ROTEM parameters demonstrated high prognostic accuracy for excessive bleeding and increased transfusion requirements. This can enable implementation of blood sparing strategies in high-risk patients, while blood banks could be better prepared to ensure adequate blood supply.
髋部骨折手术会导致大量失血,而围手术期凝血功能障碍与这些患者的出血风险相关。我们旨在评估旋转血栓弹性描记术(ROTEM)检测高出血风险和增加输血需求患者的能力。

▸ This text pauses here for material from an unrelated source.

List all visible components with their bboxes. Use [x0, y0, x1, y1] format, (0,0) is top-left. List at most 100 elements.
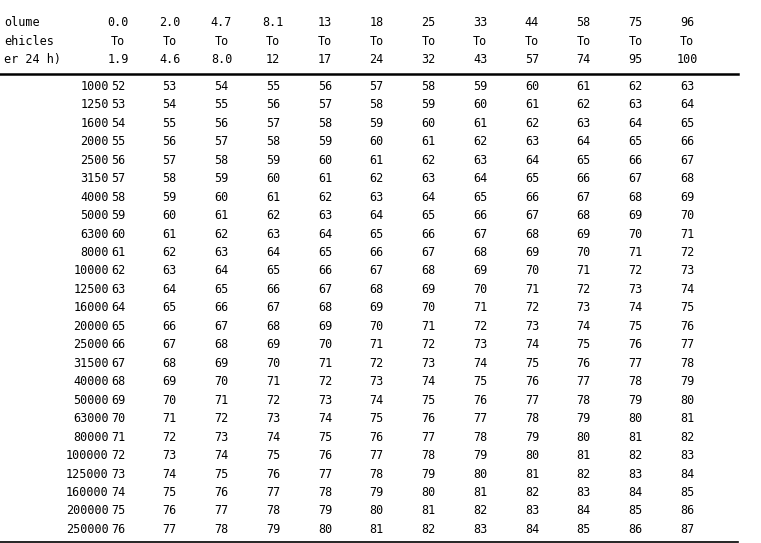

我们对 221 例行髋部骨折手术的患者进行了前瞻性观察研究。在术前和术后即刻进行 ROTEM 分析。记录失血量参数,包括失血量、输红细胞(RBC)单位数和血红蛋白水平下降。比较出血过多和需要增加输血(即≥2 RBC 单位)患者之间的 ROTEM 参数。
术后 FIBTEM MCF 值≤15mm 预测出血过多的敏感性为 66.6%(95%置信区间 [CI]:59.7-74.1%),特异性为 92.0%(95% CI:80.7-97.7%),而术前 FIBTEM MCF 值≤15mm 预测增加输血需求的敏感性为 80.4%(95% CI:73.5-86.2%),特异性为 91.2%(95% CI:80.7-97.0%)。术前 FIBTEM MCF 值≤11mm 和术后 FIBTEM MCF 值≤15mm 与出血过多的风险显著增加相关(比值比 [OR]:44.8,95% CI:16.5-121.3, < 0.001;和 OR:23.0,95% CI:7.8-67.0, < 0.001)。
ROTEM 参数对出血过多和增加输血需求具有较高的预测准确性。这可以使高危患者实施血液节约策略,同时血库可以更好地准备以确保充足的血液供应。